The regional and short-line railroads sought to exempt themselves from much of the existing abandonment oversight because they object to the burden and cost of having to seek regulatory authority.
For example, they do not like having to prove to the STB that they are losing money operating the line, or prove that the abandonment will not impose an undue burden on shippers or communities from the loss of rail service.
When rail regulations were extensively overhauled by Congress more than a decade ago, Congress was asked similarly to grease the skids for regional and short-line railroad abandonments. Congress declined.
In this proceeding before the STB, the UTU and other labor organizations warned the agency that allowing willy-nilly abandonment by regional and short-line railroads could encourage major railroads to bypass more stringent abandonment standards by selling track to short lines with the expectation the track would then be abandoned.

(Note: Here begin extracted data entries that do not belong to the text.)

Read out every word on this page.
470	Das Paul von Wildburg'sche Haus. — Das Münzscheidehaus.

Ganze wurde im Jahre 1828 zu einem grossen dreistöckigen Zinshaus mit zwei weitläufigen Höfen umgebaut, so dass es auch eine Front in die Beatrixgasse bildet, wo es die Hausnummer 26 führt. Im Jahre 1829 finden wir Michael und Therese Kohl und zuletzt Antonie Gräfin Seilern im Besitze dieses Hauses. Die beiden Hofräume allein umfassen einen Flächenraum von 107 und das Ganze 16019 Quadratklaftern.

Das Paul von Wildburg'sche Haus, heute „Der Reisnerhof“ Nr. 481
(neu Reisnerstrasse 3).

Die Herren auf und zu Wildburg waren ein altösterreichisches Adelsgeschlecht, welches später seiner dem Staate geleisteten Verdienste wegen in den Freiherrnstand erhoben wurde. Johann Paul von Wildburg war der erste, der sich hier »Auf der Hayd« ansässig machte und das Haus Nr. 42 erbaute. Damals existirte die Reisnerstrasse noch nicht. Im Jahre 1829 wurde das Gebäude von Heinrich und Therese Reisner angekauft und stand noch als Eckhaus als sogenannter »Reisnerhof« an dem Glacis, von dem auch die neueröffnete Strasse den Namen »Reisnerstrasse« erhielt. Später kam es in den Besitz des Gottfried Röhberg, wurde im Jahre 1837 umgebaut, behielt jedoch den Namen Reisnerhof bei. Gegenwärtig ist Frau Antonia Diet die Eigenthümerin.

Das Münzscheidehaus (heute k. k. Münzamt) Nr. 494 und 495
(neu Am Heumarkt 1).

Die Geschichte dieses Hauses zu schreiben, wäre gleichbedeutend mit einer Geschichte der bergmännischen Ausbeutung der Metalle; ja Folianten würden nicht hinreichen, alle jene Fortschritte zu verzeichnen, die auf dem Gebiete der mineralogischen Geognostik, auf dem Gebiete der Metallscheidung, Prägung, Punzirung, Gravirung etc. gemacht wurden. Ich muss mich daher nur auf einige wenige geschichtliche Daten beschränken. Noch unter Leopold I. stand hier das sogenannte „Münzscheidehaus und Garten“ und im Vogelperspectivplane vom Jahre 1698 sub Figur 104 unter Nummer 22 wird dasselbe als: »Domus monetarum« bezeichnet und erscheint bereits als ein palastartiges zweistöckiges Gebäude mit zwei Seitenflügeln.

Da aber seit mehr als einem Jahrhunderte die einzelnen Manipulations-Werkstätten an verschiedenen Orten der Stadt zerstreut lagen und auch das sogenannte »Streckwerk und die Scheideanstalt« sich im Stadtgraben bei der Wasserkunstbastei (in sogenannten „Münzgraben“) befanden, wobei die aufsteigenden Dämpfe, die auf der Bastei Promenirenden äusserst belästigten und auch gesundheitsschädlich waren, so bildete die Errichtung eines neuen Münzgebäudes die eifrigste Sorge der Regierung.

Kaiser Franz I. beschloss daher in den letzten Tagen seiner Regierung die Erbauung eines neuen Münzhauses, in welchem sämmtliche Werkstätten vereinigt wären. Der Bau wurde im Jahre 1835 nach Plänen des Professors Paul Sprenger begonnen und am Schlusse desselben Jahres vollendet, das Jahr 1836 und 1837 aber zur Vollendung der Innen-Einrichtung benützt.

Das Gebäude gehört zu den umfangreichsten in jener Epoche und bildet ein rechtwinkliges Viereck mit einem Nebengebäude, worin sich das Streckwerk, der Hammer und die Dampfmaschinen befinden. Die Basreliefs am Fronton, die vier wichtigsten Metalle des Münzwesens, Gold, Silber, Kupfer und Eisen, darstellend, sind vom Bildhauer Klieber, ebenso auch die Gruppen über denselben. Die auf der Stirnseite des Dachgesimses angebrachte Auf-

Already, major railroads sell line segments to regional and short-line railroads to escape labor protection provisions -- but there exists with those sales a public-policy expectation that the lines will continue to be operated by the regional and short-line railroads. That expectation would evaporate if the regionals and short lines could bypass having to make an economic case for abandonment.
Had the STB approved the sham petition, the eased abandonment procedure for regional and short-line railroads could have been used by BNSF, CSX, Canadian National, Canadian Pacific, Kansas City Southern, Norfolk Southern and Union Pacific in collaboration with regionals and short lines to facilitate a wholesale subversion of labor protection requirements in the U.S.
“The STB saw through this sham proposal and simply discontinued the proceeding," said UTU Associate General Counsel Dan Elliott, who represented the UTU.